Scaleflow’s weekly rhythm is carried by a handful of ceremonies. Every one of them shares the same shape: a clear purpose, a small attendee list, a tight agenda, and a hard time-box. Because the shape is constant, the pages that follow are constant too — once you can read one, you can read them all.

The standard template

Each ritual page is structured around the same six headings, in the same order:

  • Purpose — the single thing this ritual exists to force.
  • Cadence — how often it runs and how long it is allowed to take.
  • Attendees — who is in the room, kept deliberately small.
  • Format — the agenda and how the time is spent.
  • Outputs — what concretely exists afterwards that did not exist before.
  • Common pitfalls — the predictable ways teams break it.

The “at a glance” box at the top of each page carries the key facts so you can compare rituals side by side without reading every word.

A page may add the directives the method standardises on — a note, a tip, a warning, a best-practice, or a worked example tagged to a pillar — but the six headings carry the load. Read them top to bottom and you have the ritual.

Rituals are forcing functions, not ceremonies

This is the core stance, and it matters more than any agenda. A ritual is not something you perform because the method says so. It is a forcing function — a fixed point in the week that drags something into the open that would otherwise stay hidden.

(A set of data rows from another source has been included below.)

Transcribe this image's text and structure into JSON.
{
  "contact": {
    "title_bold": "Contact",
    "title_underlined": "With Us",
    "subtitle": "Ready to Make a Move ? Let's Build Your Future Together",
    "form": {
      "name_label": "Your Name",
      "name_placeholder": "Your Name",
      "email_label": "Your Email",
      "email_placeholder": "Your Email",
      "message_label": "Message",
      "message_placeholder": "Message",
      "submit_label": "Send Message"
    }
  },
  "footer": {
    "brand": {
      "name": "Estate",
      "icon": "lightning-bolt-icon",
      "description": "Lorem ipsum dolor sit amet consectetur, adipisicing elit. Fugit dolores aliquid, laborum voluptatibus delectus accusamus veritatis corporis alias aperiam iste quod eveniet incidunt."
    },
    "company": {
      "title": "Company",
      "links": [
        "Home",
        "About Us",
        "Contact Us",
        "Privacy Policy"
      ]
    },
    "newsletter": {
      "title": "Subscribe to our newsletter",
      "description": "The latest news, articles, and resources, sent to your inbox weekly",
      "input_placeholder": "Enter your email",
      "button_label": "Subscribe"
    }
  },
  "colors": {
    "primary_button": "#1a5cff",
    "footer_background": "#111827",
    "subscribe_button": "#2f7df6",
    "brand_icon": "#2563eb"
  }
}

Each ritual forces one or more of the three pillars:

  • #REALITY — what is actually true on the ground, not what was planned.
  • #LEARNING — what changed in the team’s expectations, captured as a lesson.
  • #CONTEXT — a shared picture of the customer, the goal, and the constraints.

The cadences and time-boxes on the following pages are starting points, not commitments. Adapt them to your team. What you cannot adapt away is the demand that each ritual keep earning its place.